Fatigue is a symptom associated with living with chronic conditions. Chronic fatigue and depression, alone or together, are also associated with having had a myocardial infarction (MI). The paper by Alsén et al. (2008) in this issue of Journal of Advanced Nursing describes their study of chronic fatigue in people who have experienced MI. They used grounded theory methods and identified a central theme of living with incomprehensible fatigue along with categories, which refer to its consequences. They set their study and findings in the context of research literature where fatigue has been defined as having a number of constructs such as general fatigue, mental fatigue, reduced motivation and reduced activity. Fatigue also forms part of an adaptive continuum with tiredness and exhaustion as beginning and end points, with each state being an adaptive response to stressors. This is an important study that contributes to our understanding of the psychological and physical impacts of life events and illness on people’s health and wellbeing. Alsén et al. conclude with the contention that identifying stressors and coping strategies following MI could prevent the aggravation of fatigue and that failure to detect tiredness, fatigue and exhaustion by health professionals can lead to incorrect interventions.

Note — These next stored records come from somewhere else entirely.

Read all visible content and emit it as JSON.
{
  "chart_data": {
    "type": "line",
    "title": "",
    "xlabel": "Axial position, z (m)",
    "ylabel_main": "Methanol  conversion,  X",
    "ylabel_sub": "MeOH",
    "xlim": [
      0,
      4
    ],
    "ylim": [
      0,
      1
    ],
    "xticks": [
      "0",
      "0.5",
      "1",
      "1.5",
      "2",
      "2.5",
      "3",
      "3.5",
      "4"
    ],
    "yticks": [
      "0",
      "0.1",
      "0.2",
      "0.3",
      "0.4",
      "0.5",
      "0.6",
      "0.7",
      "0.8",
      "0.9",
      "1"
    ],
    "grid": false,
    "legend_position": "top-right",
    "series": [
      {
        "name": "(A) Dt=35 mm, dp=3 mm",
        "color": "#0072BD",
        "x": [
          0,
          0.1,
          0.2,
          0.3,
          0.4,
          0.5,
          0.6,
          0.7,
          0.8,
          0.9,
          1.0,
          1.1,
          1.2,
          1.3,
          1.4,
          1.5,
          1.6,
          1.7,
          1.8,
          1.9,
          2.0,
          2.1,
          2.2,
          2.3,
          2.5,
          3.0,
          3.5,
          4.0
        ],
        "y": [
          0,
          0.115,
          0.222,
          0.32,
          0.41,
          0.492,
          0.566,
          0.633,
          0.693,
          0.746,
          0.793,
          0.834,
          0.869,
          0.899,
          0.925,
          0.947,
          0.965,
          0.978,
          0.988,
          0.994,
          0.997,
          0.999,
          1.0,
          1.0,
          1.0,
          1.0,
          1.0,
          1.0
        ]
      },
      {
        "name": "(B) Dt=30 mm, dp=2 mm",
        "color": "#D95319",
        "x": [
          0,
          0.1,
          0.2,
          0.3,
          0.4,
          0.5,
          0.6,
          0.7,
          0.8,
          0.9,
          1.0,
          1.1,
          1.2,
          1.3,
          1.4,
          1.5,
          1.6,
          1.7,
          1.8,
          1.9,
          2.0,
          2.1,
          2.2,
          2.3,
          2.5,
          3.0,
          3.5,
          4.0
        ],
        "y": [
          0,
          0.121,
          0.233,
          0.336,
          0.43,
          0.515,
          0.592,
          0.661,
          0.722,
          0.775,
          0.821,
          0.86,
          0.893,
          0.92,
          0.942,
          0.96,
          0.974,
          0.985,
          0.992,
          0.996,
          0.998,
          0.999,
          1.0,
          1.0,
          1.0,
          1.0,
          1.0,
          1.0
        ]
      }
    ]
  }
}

This paper prompted my thinking about the underlying causes of fatigue and in this case, post-MI, it could also have physiological bases because of illness, raised cardiac enzymes, damaged heart muscle, altered electrical and neural transmissions and a threatened immune system. As Alsén et al. identify, chronic fatigue could be a consequence of MI or a precursor as a result of life stressors and coping responses. What then of the role of rest and recuperation?

In order for people and their bodies to heal and recover, time is required for adequate rest and recuperation. In these days of emphasis on efficiency in health services people are expected to recover quickly and to return to being as active as possible. The health service focus is on avoiding hospitalization and delayed discharges, shortened lengths of stay and rapid throughput of patients for cost efficiencies and the prevention of iatrogenic events, such as hospital acquired infections or consequences of immobility. The focus of care is on function with rehabilitation returning people to the resumption of independence, activities of daily living and productivity. Convalescence does not feature in current care processes or pathways, particularly in Western cultures. The days of ‘lying-in’ and ‘1 week’s bed rest as the doctor ordered’ have long gone. In the United Kingdom even respite care is no longer a feature of health care but has been deemed social care. We could take heed of Eastern cultures, in particular the teachings of Buddhism and the importance of ‘being’ and appreciating the positive aspects of each moment lived. In this modern day 24/7 culture, with instant messaging (texts or emails), news transmission and work it is a challenge for people to rest, relax and reflect. In order to prevent chronic fatigue or promote recovery, adequate rest and recuperation in conjunction with individuals’ needs and expressed preferences should be what health professionals recommend.